Autograft and allograft reconstructions are both slightly controversial methods of reconstructing a damaged ACL. Autograft surgery has generally been considered the gold standard for ACL reconstruction, particularly since the safety of this method has significantly improved in the past 15 years. Allograft tissue banks are now increasing the availability of tissue available for surgery, which is making this option available to more people as well.
Autograft ACL Surgery
Autograft surgery includes tissue from the patient and not a donor. It may be a hamstring tendon or part of the patellar tendon. Grafts will be chosen based on which is the most likely to provide stability for the patient and the experience of the Orthopedic Surgeon. While the patella tendon is generally considered to be the most stable option, there are some surgeons who have started using the hamstring tendon option more and more as research continues to support its biomechanics and outcomes.
The initial step in an ACL surgery using an autograft is to harvest the tissue that will be used for the ACL reconstruction. This adds a bit of time to the surgery and sometimes another incision.
Allograft ACL Surgery
Allograft ACL reconstruction allows for harvesting of the Achilles tendon or patellar tendon with bone blocks from a cadaver. If a soft tissue only allograft is
needed the tibialis anterior, semitendinosus, peroneus longus, tibialis posterior or iliotibial band allograft can be used. Allografts eliminate the risk of morbidity around the harvest site and generally cause less reduction in mobility once the surgery is completed. Allografts have a shorter surgery time and can be useful in the event that multiple injuries or revisions are necessary to repair the ligaments.
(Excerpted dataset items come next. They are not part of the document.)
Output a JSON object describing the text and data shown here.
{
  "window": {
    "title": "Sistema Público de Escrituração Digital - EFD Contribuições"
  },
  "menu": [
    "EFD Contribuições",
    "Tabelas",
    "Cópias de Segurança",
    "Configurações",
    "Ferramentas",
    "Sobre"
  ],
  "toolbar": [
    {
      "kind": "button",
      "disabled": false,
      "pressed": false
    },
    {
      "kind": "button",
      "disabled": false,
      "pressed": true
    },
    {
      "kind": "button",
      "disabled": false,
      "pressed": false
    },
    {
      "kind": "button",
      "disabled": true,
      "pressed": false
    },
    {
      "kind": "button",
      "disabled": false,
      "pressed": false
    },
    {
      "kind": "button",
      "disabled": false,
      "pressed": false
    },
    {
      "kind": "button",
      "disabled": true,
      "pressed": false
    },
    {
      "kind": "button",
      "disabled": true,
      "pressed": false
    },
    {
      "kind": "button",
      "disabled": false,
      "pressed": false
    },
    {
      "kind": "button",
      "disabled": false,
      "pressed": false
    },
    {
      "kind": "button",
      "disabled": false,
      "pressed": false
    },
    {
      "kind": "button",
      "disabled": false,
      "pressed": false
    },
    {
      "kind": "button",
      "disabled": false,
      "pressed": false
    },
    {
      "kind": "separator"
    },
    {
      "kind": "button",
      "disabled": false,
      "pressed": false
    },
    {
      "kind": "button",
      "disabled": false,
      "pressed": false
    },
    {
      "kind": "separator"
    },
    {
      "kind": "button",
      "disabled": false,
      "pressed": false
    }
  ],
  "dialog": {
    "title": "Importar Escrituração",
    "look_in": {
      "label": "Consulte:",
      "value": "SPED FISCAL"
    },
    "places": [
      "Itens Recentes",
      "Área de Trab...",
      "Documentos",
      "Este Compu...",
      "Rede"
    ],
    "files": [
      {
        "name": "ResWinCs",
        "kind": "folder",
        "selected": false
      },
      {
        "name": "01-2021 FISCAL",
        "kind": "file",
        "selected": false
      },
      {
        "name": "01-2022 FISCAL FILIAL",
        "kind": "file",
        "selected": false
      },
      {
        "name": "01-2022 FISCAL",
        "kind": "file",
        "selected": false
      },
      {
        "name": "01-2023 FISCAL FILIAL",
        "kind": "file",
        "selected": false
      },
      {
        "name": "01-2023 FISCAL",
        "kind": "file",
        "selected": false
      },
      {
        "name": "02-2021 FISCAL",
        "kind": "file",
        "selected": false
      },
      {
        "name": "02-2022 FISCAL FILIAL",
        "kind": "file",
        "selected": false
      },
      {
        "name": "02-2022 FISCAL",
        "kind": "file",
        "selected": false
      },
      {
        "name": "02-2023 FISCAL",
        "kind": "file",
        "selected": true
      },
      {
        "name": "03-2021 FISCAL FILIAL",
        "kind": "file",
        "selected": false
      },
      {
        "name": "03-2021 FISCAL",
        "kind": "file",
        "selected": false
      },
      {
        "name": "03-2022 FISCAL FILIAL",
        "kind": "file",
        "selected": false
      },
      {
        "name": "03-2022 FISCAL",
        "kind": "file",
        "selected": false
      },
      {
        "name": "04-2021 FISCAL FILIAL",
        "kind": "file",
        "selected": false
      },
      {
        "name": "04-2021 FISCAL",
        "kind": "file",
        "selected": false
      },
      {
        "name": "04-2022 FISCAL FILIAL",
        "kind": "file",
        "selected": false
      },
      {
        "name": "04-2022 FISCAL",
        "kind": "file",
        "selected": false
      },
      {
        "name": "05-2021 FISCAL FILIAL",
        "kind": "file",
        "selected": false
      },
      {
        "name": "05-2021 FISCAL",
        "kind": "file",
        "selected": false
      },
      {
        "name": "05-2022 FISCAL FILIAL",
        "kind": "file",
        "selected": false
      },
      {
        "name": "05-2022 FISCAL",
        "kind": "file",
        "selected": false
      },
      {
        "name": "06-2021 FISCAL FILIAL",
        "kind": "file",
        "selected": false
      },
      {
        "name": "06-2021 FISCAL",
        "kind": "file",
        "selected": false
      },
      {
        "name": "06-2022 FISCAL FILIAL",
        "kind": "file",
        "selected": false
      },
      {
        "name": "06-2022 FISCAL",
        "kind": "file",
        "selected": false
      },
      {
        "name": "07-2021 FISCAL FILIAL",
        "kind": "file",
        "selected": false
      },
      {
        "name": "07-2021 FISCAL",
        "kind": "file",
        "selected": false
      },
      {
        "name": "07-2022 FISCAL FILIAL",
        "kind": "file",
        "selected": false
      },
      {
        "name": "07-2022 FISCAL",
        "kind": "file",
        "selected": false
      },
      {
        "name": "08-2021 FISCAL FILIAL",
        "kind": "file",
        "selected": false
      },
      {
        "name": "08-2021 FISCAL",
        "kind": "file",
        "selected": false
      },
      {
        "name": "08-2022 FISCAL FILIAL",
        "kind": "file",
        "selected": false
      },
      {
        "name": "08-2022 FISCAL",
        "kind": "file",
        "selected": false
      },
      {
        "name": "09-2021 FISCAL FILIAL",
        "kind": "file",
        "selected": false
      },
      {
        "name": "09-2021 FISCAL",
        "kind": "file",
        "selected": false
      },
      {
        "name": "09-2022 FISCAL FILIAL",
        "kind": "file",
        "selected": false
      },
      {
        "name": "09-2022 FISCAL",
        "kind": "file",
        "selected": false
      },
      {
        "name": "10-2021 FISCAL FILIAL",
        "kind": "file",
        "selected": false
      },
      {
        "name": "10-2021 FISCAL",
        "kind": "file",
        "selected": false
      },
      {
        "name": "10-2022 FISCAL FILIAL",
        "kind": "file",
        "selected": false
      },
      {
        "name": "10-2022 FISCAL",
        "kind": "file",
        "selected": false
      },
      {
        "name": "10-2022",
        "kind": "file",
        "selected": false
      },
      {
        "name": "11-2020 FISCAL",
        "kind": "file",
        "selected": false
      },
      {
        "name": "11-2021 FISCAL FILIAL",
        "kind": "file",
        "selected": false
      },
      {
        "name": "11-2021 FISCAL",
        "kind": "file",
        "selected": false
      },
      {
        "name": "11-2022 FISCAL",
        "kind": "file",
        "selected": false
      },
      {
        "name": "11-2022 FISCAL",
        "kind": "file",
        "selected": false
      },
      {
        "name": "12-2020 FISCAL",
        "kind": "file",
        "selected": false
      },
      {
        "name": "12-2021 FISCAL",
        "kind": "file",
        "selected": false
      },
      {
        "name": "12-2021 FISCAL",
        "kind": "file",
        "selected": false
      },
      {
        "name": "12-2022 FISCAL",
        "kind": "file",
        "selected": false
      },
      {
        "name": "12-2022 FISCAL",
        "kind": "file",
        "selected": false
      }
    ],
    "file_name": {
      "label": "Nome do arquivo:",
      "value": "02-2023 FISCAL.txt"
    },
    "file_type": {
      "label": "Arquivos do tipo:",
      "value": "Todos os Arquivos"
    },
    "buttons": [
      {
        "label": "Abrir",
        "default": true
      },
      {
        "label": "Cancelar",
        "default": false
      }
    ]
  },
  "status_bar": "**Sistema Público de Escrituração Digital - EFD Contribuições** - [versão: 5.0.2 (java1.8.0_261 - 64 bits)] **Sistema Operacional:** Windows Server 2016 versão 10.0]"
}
Allografts are much more expensive than autograft surgeries. They also have a slightly higher risk of infection and some studies have shown a slightly higher risk of graft failure as well.
One of the main concerns surrounding allograft reconstruction surgery is young or active patients seem to have a higher re-tear rate with this type of surgery. Some studies have indicated that bone-patella tendon allografts have a 2.6-4.2 times increase in failure risk from a standard bone-patella tendon bone autograft.
The current allograft tissue used in ACL surgeries is screened for many diseases and bacteria, but there is a very small risk of contamination.